On Slate, Mickey Kaus writes:
"Remind me again, what is the evidence--in terms of policies, not affect or attitude or negotiating strategy--that Obama is not an unreconstructed lefty (on the American spectrum--a paleoliberal or a bit further left)? For example, would he roll back welfare reform if he could?"
Well, his voting record in the Senate is not extremely far left -- in 2007 he was the most liberal Senator, but the two previous years he was only a little more liberal than Hillary.
His record in the Illinois legislature was fairly technocratic, with him picking and choosing issues on which he could make a consensus with technocratic Republicans.
But, what do we know about what he'll do when he finally gets the top job?

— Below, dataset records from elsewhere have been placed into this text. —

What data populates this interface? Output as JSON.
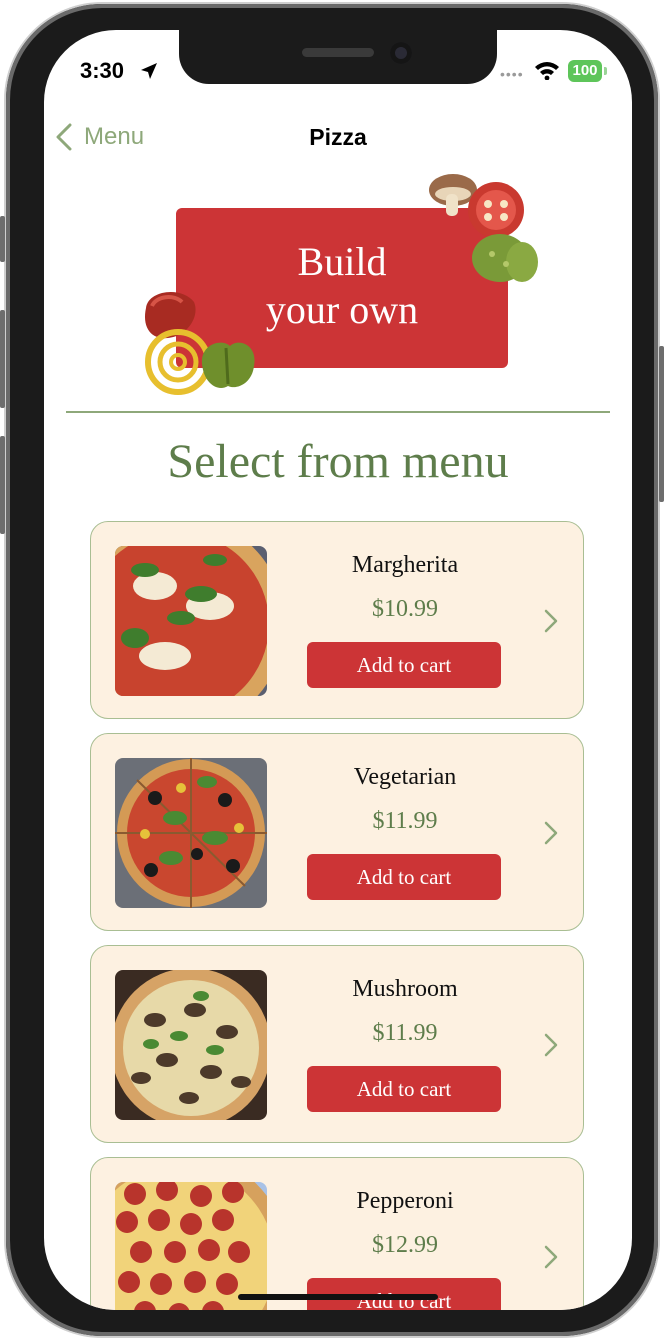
{
  "status_bar": {
    "time": "3:30",
    "battery": "100"
  },
  "nav": {
    "back_label": "Menu",
    "title": "Pizza"
  },
  "build_your_own": {
    "line1": "Build",
    "line2": "your own"
  },
  "section_title": "Select from menu",
  "items": [
    {
      "name": "Margherita",
      "price": "$10.99",
      "button": "Add to cart"
    },
    {
      "name": "Vegetarian",
      "price": "$11.99",
      "button": "Add to cart"
    },
    {
      "name": "Mushroom",
      "price": "$11.99",
      "button": "Add to cart"
    },
    {
      "name": "Pepperoni",
      "price": "$12.99",
      "button": "Add to cart"
    }
  ],
  "colors": {
    "accent_red": "#cc3436",
    "accent_green": "#5e7d4b",
    "card_background": "#fdf1e1",
    "card_border": "#a9be93"
  },
  "icons": [
    "location-arrow-icon",
    "wifi-icon",
    "battery-icon",
    "back-chevron-icon",
    "chevron-right-icon"
  ]
}
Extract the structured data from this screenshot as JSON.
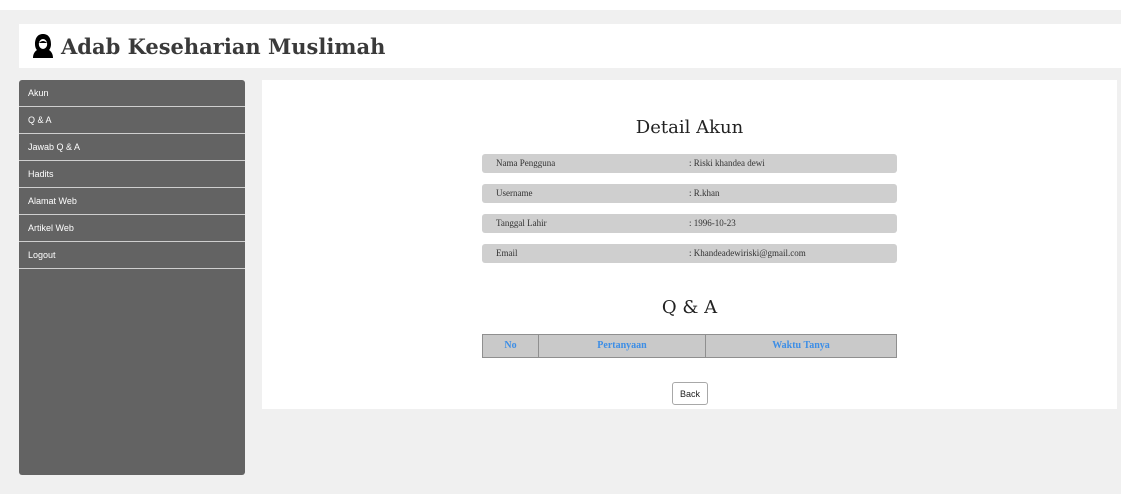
{
  "header": {
    "title": "Adab Keseharian Muslimah",
    "icon": "hijab-woman-icon"
  },
  "sidebar": {
    "items": [
      {
        "label": "Akun"
      },
      {
        "label": "Q & A"
      },
      {
        "label": "Jawab Q & A"
      },
      {
        "label": "Hadits"
      },
      {
        "label": "Alamat Web"
      },
      {
        "label": "Artikel Web"
      },
      {
        "label": "Logout"
      }
    ]
  },
  "detail": {
    "title": "Detail Akun",
    "rows": [
      {
        "label": "Nama Pengguna",
        "value": ": Riski khandea dewi"
      },
      {
        "label": "Username",
        "value": ": R.khan"
      },
      {
        "label": "Tanggal Lahir",
        "value": ": 1996-10-23"
      },
      {
        "label": "Email",
        "value": ": Khandeadewiriski@gmail.com"
      }
    ]
  },
  "qa": {
    "title": "Q & A",
    "columns": [
      "No",
      "Pertanyaan",
      "Waktu Tanya"
    ]
  },
  "back_label": "Back",
  "colors": {
    "sidebar_bg": "#636363",
    "row_bg": "#cfcfcf",
    "table_header_text": "#3d8ee6",
    "page_bg": "#f0f0f0"
  }
}
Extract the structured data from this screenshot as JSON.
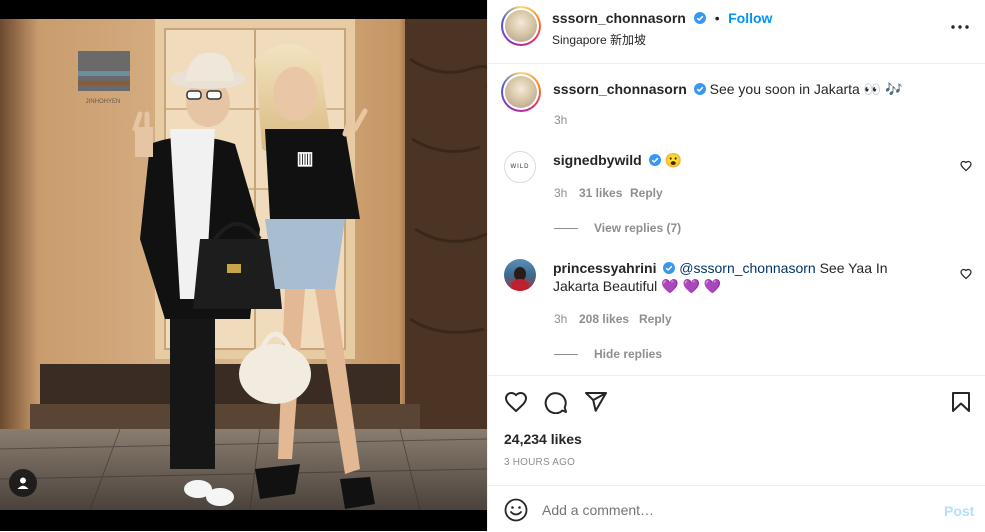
{
  "post": {
    "username": "sssorn_chonnasorn",
    "follow_label": "Follow",
    "location": "Singapore 新加坡",
    "more_icon": "more-horizontal-icon",
    "sign_text": "JINHOHYEN"
  },
  "caption": {
    "username": "sssorn_chonnasorn",
    "text": "See you soon in Jakarta 👀 🎶",
    "time": "3h"
  },
  "comments": [
    {
      "username": "signedbywild",
      "text": "😮",
      "time": "3h",
      "likes": "31 likes",
      "reply_label": "Reply",
      "avatar_text": "WILD",
      "replies_label": "View replies (7)"
    },
    {
      "username": "princessyahrini",
      "mention": "@sssorn_chonnasorn",
      "text": " See Yaa In Jakarta Beautiful 💜 💜 💜",
      "time": "3h",
      "likes": "208 likes",
      "reply_label": "Reply",
      "replies_label": "Hide replies"
    }
  ],
  "actions": {
    "likes": "24,234 likes",
    "time_ago": "3 HOURS AGO"
  },
  "add_comment": {
    "placeholder": "Add a comment…",
    "post_label": "Post"
  },
  "colors": {
    "accent": "#0095f6",
    "verified": "#3897f0",
    "muted": "#8e8e8e",
    "text": "#262626"
  }
}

For example, who will he nominate to the Supreme Court?
As of the writing of his 1995 book, Obama appears to have been further to the left than about 95% of the public. For example, his concerns in the late 1980s (and repeated with a straight face in his autobiography) about the Rev. Dr. Jeremiah A. Wright, Jr.'s church was whether it was not radical enough. Similarly, in Obama's book, there's virtually no criticism of welfare. Indeed, Obama's mission in life when he was a racial activist and then when he became a discrimination lawyer was to get more money out of whites for blacks.
Many people assume that because Obama likes to show that he understands their arguments by paraphrasing them back to them, often better than they made them themselves, that he therefore must agree with them. But it's just conservative egomania to assume that the problem with people who disagree with you is that they don't understand your arguments, and therefore anybody who is smart enough to understand you, like Obama is, must agree with you and have your best interests at heart.
Sorry, it doesn't work that way.
For example, when Charles De Gaulle visited embattled French Algeria in 1958, the first thing he told a vast crowd of worried pied noirs was, "I have understood you." The French-speakers cried in relief because, finally, France had a leader who understood their plight. De Gaulle then proceeded to give their country to their mortal enemies. He understood the French Algerians just fine, as well as they understood themselves. He just didn't care about them as much as they cared about themselves.
Sen. Obama has written a 442 page autobiography in which he took great pains to indicate that A. He cares about his own feelings a vast amount. B. He cares about one segment of the population far more than he cares about the rest.
I could well believe that Obama moderated his feelings at some point since 1995 (perhaps when black voters rejected him for Bobby Rush in 2000). But I would feel a lot more confident about my guess if the media would stop pretending that Dreams from My Father doesn't exist and somebody would sit down with him on camera and say: "According to your autobiography, you were way, way out in left field as recently as 1995. (And if you try to deny that, I'll quote your memoirs page by page.) Have you changed since then? How so? When? Why? How can you prove it?"